Je dois aussi parler de minarets, de maisons, de dindons, de chiens.
Je ne me sens appartenir à aucune religion, mais je suis amoureuse des muezzins. J’ai souris et je me suis tue à chaque fois que j’avais la chance d’en entendre chanter un.
Ecouter Muezzin a deux voix et Muezzin saturé
Pour ce qui est des maison, certaines sont vraiment rigolotes. A ce que j’ai compris les impôts sont moindres quand une maison n’est pas tout à fait terminée, et d’autre part les albanais aiment prévoir un futur étage. Et dès que la famille a un peu d’argent, la maison devient énorme et kitch, mais comme il est trop cher de chauffer toutes les pièces tout le monde s’entasse près du fourneau.
J’adore les dindons, et il semble s’être le symbole de la region d’Elbasan.

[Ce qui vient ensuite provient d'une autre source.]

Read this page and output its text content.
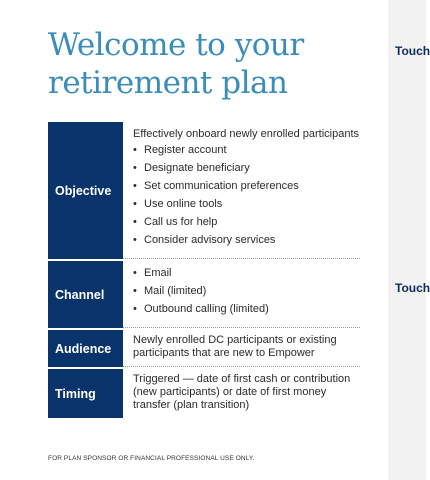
Welcome to your
retirement plan
Objective
Effectively onboard newly enrolled participants
• Register account
• Designate beneficiary
• Set communication preferences
• Use online tools
• Call us for help
• Consider advisory services
Channel
• Email
• Mail (limited)
• Outbound calling (limited)
Audience
Newly enrolled DC participants or existing participants that are new to Empower
Timing
Triggered — date of first cash or contribution (new participants) or date of first money transfer (plan transition)
FOR PLAN SPONSOR OR FINANCIAL PROFESSIONAL USE ONLY.
Touch
Touch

Enfin, les chiens me font pitié. Il y en a absolument partout, toutes les familles en ont au moins un, mais à coup sûr il est attaché à sa niche toute sa vie. Les chiens errants ont plus de chance, mais se prennent régulièrement des jets de pierres. Et les chiens terrorisent les albanais, ce qui m’a posé des problèmes avec mon gros chien blanc. J’ai rapidement appris à dire “il me mord pas” sans quoi tous, hommes femmes et enfants changeaient de trottoir ou se réfugiaient dans une cour à notre arrivée. Pourtant je n’ai jamais eu de problèmes avec les meutes de chiens qui nous courraient dessus, et Haku est devenu inattaquable. S’il se sentait agressé il courait dans les pieds des chevaux dont les chiens se méfiaient. Et dès la tension relâchée il allait se faire de nouveau amis, prudemment. Il s’est fait mordre une seule fois.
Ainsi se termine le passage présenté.